If you recall, I began this blog with an extract from Boal's autobiography, which I read this Christmas. As well as the inspirational enthusiasm, eloquence and advocacy I found in all his books. I felt as if I had really begun to have a dialogue with him. Empathising as his experiences of education echoed my own, shock and sympathy at his periods of exile and persecution, bringing my own voice to the question he constantly debated - 'how can you truely create a people's theatre?'
And so, in part, my grief is that of an evolving friendship and dialogue that is suddenly cut short. Except, of course, it isn't. Boal's writing still, and always will, exist for us to engage in. And more than that, the living legacy he leaves behind in groups such as The International Theatre of The Oppressed Organisation, Cardboard Citizens, Mind The Gap... means we can continue to debate and strive towards answers to that all important question.

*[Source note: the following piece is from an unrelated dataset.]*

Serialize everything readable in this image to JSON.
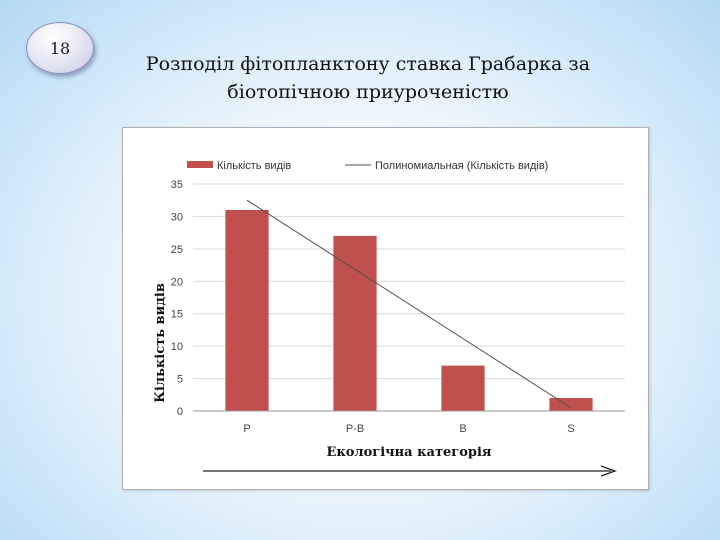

I have just described my relationship with Boal as new and evolving. But in some ways it isn't. In my pioneering days of my undergraduate Independent Practical Project (the wild west of Millfield's primary school drama club and me the loan gunslinger, armed only with shakey workshop plans and my wits) Boal was one of the first theorists I came across - advised by my tutor: 'you will have done Boal, you just don't know it.'
And this, I discovered, was the thing about Boal, the ideas from Theatre of The Oppressed; Games For Actors and Non-Actors are so pervasive that I wonder if we could conceive of a theatre in education without them. I don't mean that Boal has all the answers, or fool proof techniques. But I think that so many practitioners, as I did, cut their TiE practitioner teeth on Boal to the extent this his ideas have become part of the language we share.
We can disagree with him, reshape or reject his ideas, but we cannot ignore the fact his work has shaped the very landscape we inhabit.
It could be stated Boal didn't always spend a lot time crediting those who in turn inspired him, notably the pedagogic work of Friere. None the less it is, for many of us through the invigorationg rhetoric of Boal that these ideas have reached us. I will leave you with a shining example of that rhetoric, written shortly before his death and now being shared amongst those for whom he has been such a key figure in both their professional and personal lives:
"We have to create another world because we know it is possible. But it is up to us to build this
other world with our hands and by acting on the stage and in our own life.
Participate in the “spectacle” which is about to begin and once you are back home, with your friends act your own plays and look at what you were never able to see: that which is obvious. Theatre is not just an event; it is a way of life!
We are all actors: being a citizen is not living in society, it is changing it."